In Hector Enterprises Inc v. Hector DAO & Ors BVIHCCOM 2024/0072, the BVI court determined for the purposes of a receivership application, that the lex situs of the DAO’s virtual assets was the BVI, on the basis that its legal wrapper, which was used for off-chain transactions and contracting with service providers, was domiciled in the BVI. In addition, multiple signatories were required to authorise outbound transactions from the DAO’s treasury wallet and notably, those signatories had been contracted by the BVI legal wrapper to provide signatory services to the DAO. Therefore, despite these signatories being located outside of the jurisdiction, as a whole, the BVI was considered to have the closest nexus with the DAO’s digital assets.

Where a BVI corporate entity (such as a company limited by guarantee, a company limited by shares, or a charitable trust) is adopted as a legal wrapper, guidance should be sought by the FSC where that BVI entity may be caught by the VASP Act, SIBA or other BVI regulations, depending on the activities and purpose of the DAO, the BVI entity’s nexus to the DAO it has agreed to represent and the functions it will perform on the DAO’s behalf.

At the time of writing, there are no bespoke insolvency or asset recovery regimes which apply to the virtual asset sector or DAOs in the BVI. As such, the BVI’s usual insolvency framework will apply, which comprises the following legislation: the Insolvency Act (as revised and amended), the Insolvency Code of Practice (as amended), the Insolvency Practitioners Regulations (as amended) and the Insolvency Rules.

As mentioned above in Torque, virtual assets have been held to be property, although as our adoption of virtual assets becomes increasingly sophisticated and mainstream, the BVI’s general approach to how certain categories of virtual assets may be classified in law could gradually change (and in the absence of any statutory developments or interventions in the interim).

Where creditors can claim and sufficiently demonstrate a proprietary right in those virtual assets, they should obtain a higher priority claim in a BVI liquidation.

When an entity enters a regular (rather than voluntary) liquidation, the BVI court will appoint regulated insolvency practitioners to take command of the liquidation, gather in the entity’s assets (both real world and virtual, which may necessitate an investigation using blockchain analytics tools to trace those virtual assets) and make distributions to admitted creditors (which may require special software solutions in order to verify that distributions are being made to the correct creditors, where they were only previously known as anonymous holders of virtual assets to the entity during its lifespan).

Liquidators may also encounter challenges in identifying the Centre of Main Interest (COMI) of both a DAO or a VASP where: a BVI entity’s virtual asset activities take place outside of the jurisdiction and/or where the control and administration of the entity’s virtual assets and/or where the group’s operations were performed outside of the BVI, and/or where the group’s operations were performed outside of the BVI and/or in an anonymous and seemingly decentralised manner (i.e. through employing remote contractors who use virtual personal networks when conducting business on behalf of the BVI entity and/or its group).

Liquidators may also apply for Chapter 15 recognition in the United States.

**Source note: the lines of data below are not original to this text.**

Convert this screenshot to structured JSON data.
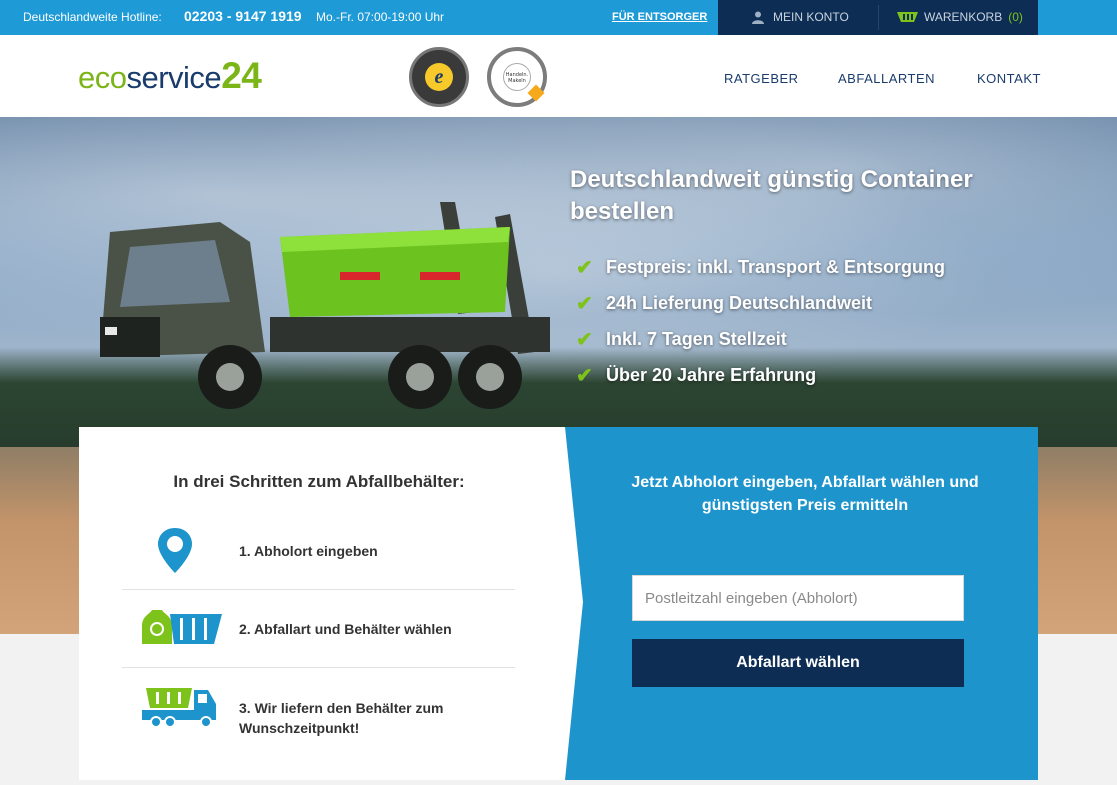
{
  "topbar": {
    "hotline_label": "Deutschlandweite Hotline:",
    "phone": "02203 - 9147 1919",
    "hours": "Mo.-Fr. 07:00-19:00 Uhr",
    "entsorger_link": "FÜR ENTSORGER",
    "account_label": "MEIN KONTO",
    "cart_label": "WARENKORB",
    "cart_count": "(0)"
  },
  "header": {
    "logo": {
      "eco": "eco",
      "service": "service",
      "num": "24"
    },
    "seal1_letter": "e",
    "seal2_text": "Handeln. Makeln",
    "nav": [
      "RATGEBER",
      "ABFALLARTEN",
      "KONTAKT"
    ]
  },
  "hero": {
    "title": "Deutschlandweit günstig Container bestellen",
    "benefits": [
      "Festpreis: inkl. Transport & Entsorgung",
      "24h Lieferung Deutschlandweit",
      "Inkl. 7 Tagen Stellzeit",
      "Über 20 Jahre Erfahrung"
    ]
  },
  "steps": {
    "title": "In drei Schritten zum Abfallbehälter:",
    "items": [
      {
        "label": "1. Abholort eingeben",
        "icon": "location-pin-icon"
      },
      {
        "label": "2. Abfallart und Behälter wählen",
        "icon": "waste-container-icon"
      },
      {
        "label": "3. Wir liefern den Behälter zum Wunschzeitpunkt!",
        "icon": "delivery-truck-icon"
      }
    ]
  },
  "order": {
    "title": "Jetzt Abholort eingeben, Abfallart wählen und günstigsten Preis ermitteln",
    "zip_placeholder": "Postleitzahl eingeben (Abholort)",
    "zip_value": "",
    "button_label": "Abfallart wählen"
  },
  "colors": {
    "topbar": "#1e9ad6",
    "dark_navy": "#0d2d55",
    "brand_green": "#7cb518",
    "panel_blue": "#1e94cc",
    "icon_blue": "#1e94cc",
    "icon_green": "#7ec31b"
  }
}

In the case of Hector DAO and following the appointment of receivers to its treasury wallet (see In re Hector DAO (Bankr. D.N.J. July 15, 2024)) the BVI receivership was recognised as a foreign main proceeding and the DAO was treated as a “debtor” under the U.S. Bankruptcy Code. This was the first cross-border insolvency of a DAO to obtain Chapter 15 recognition in the United States, where all of the debtor’s management functions existed only in smart contract code, a blockchain address and token holder votes, rather than a bricks and mortar company with offices, headquarters and a memorandum and articles of association.

As the BVI recognises common law principles of contract (i.e. offer, acceptance, consideration and intention), it follows that should a smart contract be formed in accordance with these established legal requirements, the BVI courts would likely entertain arguments that such smart contracts are legally binding and enforceable as standard contracts are in the usual course.

Actions

Victims of virtual asset fraud may bring the same types of civil recovery claims as victims in a regular fraud could otherwise bring, including:

  • civil remedies such as breach of trust and breach of fiduciary duties;
  • personal claims such as unjust enrichment, conspiracy, dishonest assistance and knowing receipt;
  • proprietary and tracing claims such as fraudulent disposition, deceit and fraudulent misrepresentation (amongst other things); and
  • claims under the BVI’s insolvency framework brought by a BVI entity’s liquidators, including setting aside transactions.

However, the nature of the interest in the virtual assets being recovered will vary as will the availability of tracing information (as some issuers maintain their own internal ledgers which clearly show where a token they have issued is at any one time). How digital assets have been laundered and whether they have travelled through a cryptocurrency exchange or mixer will also impact tracing and proprietary claims. Together, all these factors will affect whether a victim has a proprietary or equitable claim in the virtual assets, and how they can be traced in law. It is also possible to bring claims for regulatory breaches, and filing a criminal complaint is usually the first step taken by victims of a virtual asset fraud or theft. 

Recovery tools

Third party disclosure orders — virtual asset tracing challenges

Where virtual assets are traced to a centralised cryptocurrency exchange (regardless of whether it is regulated or not, but depending on the type of virtual asset being traced) tracing cannot generally be performed beyond this point as the virtual assets are often co-mingled in omnibus wallets hosted by that exchange, and only the exchange will know how those assets were administered and whether they have left the exchange.

Under those circumstances, the liquidators and claimants alike will likely need to apply for a third-party disclosure order (otherwise known as a Norwich Pharmacal order) against the exchange for:

  • information on whether the virtual assets are still housed there;
  • information on the identities of any account holders (to the extent that any CDD is required to open an account at that exchange); and
  • further tracing information where the virtual assets have left the exchange.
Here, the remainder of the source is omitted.